Trump has supercharged Arpaio’s tent city practices at the federal level. At least seven children, meanwhile, have died in immigration custody in the last year after a period of ten years in which no such deaths occurred. Border detention centers have also become infamous for extreme temperatures, and federal courts have ruled that children in federal detention were being unlawfully denied access to food, water and basic hygiene. Federal officials may not boast about these conditions like Arpaio did, but Trump has expressed admiration for the sheriff’s approach. In pardoning Arpaio, Trump praised the sheriff’s “50 years of admirable service to our nation” and “life’s work of protecting the public from the scourges of crime and illegal immigration.”

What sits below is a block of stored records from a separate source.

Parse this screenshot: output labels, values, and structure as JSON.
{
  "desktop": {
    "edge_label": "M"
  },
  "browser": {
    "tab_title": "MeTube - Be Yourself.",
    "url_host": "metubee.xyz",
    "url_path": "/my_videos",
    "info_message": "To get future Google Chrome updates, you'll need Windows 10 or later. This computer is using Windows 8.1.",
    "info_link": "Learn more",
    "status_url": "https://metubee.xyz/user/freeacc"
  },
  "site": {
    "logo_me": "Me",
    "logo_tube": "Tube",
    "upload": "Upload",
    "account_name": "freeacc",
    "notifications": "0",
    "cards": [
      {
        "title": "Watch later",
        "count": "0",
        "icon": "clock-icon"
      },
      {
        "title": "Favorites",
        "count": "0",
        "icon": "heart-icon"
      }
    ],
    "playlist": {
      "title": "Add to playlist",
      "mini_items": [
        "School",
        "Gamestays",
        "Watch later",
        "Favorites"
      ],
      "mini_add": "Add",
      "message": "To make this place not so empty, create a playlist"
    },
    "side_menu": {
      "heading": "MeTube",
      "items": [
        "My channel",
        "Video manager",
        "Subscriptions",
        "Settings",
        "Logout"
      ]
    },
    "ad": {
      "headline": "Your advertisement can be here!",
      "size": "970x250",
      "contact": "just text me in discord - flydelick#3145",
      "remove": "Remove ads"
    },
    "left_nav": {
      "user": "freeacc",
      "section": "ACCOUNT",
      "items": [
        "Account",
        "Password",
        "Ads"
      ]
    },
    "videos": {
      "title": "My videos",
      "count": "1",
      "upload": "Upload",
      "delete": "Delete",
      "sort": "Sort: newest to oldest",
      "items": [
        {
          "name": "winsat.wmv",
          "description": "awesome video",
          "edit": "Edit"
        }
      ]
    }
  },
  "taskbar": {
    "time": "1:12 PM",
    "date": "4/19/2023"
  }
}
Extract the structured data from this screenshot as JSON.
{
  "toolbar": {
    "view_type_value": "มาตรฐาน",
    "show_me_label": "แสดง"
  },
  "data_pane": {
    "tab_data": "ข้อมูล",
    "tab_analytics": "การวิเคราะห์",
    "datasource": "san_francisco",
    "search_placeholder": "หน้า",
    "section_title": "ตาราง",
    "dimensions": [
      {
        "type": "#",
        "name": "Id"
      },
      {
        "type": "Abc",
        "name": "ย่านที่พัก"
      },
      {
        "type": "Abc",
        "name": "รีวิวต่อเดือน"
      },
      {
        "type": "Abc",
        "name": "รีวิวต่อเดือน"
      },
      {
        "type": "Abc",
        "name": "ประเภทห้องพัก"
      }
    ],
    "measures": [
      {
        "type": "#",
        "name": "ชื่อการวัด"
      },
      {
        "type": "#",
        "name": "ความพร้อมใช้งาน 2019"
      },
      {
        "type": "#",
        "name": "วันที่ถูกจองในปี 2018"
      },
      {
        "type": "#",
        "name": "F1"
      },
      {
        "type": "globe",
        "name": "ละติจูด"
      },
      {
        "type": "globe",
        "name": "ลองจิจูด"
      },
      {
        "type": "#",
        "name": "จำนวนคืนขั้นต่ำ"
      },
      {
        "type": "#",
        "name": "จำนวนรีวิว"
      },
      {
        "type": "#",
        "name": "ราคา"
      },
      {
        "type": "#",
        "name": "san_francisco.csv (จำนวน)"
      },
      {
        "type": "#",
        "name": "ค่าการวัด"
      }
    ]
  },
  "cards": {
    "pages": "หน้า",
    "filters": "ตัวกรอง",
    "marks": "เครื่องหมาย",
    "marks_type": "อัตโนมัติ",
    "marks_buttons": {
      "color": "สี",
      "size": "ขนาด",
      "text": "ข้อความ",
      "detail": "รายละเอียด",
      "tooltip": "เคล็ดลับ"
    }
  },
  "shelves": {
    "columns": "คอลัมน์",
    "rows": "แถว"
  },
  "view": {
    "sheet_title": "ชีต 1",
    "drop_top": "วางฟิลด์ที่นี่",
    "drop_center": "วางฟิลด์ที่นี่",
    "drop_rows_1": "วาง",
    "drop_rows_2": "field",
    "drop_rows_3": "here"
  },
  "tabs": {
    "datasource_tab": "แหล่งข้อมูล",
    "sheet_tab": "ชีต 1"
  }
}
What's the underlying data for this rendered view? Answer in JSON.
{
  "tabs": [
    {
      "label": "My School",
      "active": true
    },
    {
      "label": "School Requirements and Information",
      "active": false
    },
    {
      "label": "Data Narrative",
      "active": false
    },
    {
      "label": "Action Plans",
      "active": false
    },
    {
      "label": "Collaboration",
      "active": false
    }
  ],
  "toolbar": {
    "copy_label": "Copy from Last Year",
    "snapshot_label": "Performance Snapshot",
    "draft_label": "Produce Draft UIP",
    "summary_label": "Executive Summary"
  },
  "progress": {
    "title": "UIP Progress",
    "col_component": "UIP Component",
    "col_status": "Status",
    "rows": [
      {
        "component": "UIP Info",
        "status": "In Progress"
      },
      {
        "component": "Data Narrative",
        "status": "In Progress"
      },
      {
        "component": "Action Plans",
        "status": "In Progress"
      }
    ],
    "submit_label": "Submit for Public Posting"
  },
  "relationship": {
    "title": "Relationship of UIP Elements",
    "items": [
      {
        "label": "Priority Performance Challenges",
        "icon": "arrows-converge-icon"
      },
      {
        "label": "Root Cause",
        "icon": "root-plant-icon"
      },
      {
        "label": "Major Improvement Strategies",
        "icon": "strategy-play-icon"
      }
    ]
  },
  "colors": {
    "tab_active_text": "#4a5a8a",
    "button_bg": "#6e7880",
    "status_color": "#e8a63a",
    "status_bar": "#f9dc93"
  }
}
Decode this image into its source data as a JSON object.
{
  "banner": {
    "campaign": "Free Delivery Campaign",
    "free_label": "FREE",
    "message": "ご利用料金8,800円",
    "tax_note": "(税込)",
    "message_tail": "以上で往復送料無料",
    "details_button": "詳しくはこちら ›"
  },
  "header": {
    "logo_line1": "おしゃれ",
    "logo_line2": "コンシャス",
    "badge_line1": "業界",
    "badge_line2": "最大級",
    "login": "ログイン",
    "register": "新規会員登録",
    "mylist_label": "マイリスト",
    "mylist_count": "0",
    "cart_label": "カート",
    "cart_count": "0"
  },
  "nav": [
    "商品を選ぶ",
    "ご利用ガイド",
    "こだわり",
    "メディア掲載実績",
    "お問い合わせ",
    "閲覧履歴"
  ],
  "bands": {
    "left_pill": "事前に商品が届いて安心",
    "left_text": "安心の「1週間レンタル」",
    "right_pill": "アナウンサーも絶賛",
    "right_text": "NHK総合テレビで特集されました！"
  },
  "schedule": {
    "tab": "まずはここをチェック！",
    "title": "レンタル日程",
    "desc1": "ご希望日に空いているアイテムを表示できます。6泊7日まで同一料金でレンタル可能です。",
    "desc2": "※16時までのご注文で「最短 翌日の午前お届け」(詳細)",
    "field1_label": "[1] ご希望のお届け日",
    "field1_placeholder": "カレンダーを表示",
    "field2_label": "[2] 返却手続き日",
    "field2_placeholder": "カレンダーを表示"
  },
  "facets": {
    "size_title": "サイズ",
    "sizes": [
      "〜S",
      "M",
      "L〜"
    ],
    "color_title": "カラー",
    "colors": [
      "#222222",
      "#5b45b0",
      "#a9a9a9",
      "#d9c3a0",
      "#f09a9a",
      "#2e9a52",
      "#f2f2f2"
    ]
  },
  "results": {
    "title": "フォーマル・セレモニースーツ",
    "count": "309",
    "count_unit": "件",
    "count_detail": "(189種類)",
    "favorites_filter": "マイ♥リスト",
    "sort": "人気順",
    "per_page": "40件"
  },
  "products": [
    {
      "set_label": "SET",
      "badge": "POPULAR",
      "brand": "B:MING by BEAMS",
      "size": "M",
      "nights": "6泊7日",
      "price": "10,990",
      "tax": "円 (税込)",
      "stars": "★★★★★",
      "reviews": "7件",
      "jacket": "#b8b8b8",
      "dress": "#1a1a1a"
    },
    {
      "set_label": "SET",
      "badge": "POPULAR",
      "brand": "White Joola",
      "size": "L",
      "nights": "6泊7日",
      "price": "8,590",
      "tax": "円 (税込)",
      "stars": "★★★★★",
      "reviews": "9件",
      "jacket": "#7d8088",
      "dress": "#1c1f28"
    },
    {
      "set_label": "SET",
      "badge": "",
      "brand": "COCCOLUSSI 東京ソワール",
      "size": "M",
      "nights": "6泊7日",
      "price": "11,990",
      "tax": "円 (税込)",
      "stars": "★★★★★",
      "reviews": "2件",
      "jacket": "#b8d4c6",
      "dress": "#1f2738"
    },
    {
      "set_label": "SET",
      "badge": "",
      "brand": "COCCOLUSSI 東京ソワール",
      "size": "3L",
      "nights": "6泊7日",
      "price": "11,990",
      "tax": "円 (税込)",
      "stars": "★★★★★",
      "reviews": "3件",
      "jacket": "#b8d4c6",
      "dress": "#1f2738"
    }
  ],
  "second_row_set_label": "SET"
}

Despite his powerful ally in the White House, Arpaio faces a steep road to winning the office back. He will be 92 years old by the time the next sheriff’s term ends, the Democratic incumbent beat him by more than 10 percentage points in 2016, and he already has at least one credible challenger—his former chief deputy, Jerry Sheridan—in the Republican primary. It’s unclear if Arpaio will have a presidential endorsement, but his dehumanizing tactics have clearly been an inspiration to this president and his administration. Arpaio said it best when he formally endorsed Trump’s campaign in January 2016: “Everything I believe in, he’s doing and he’s going to do it when he becomes president.”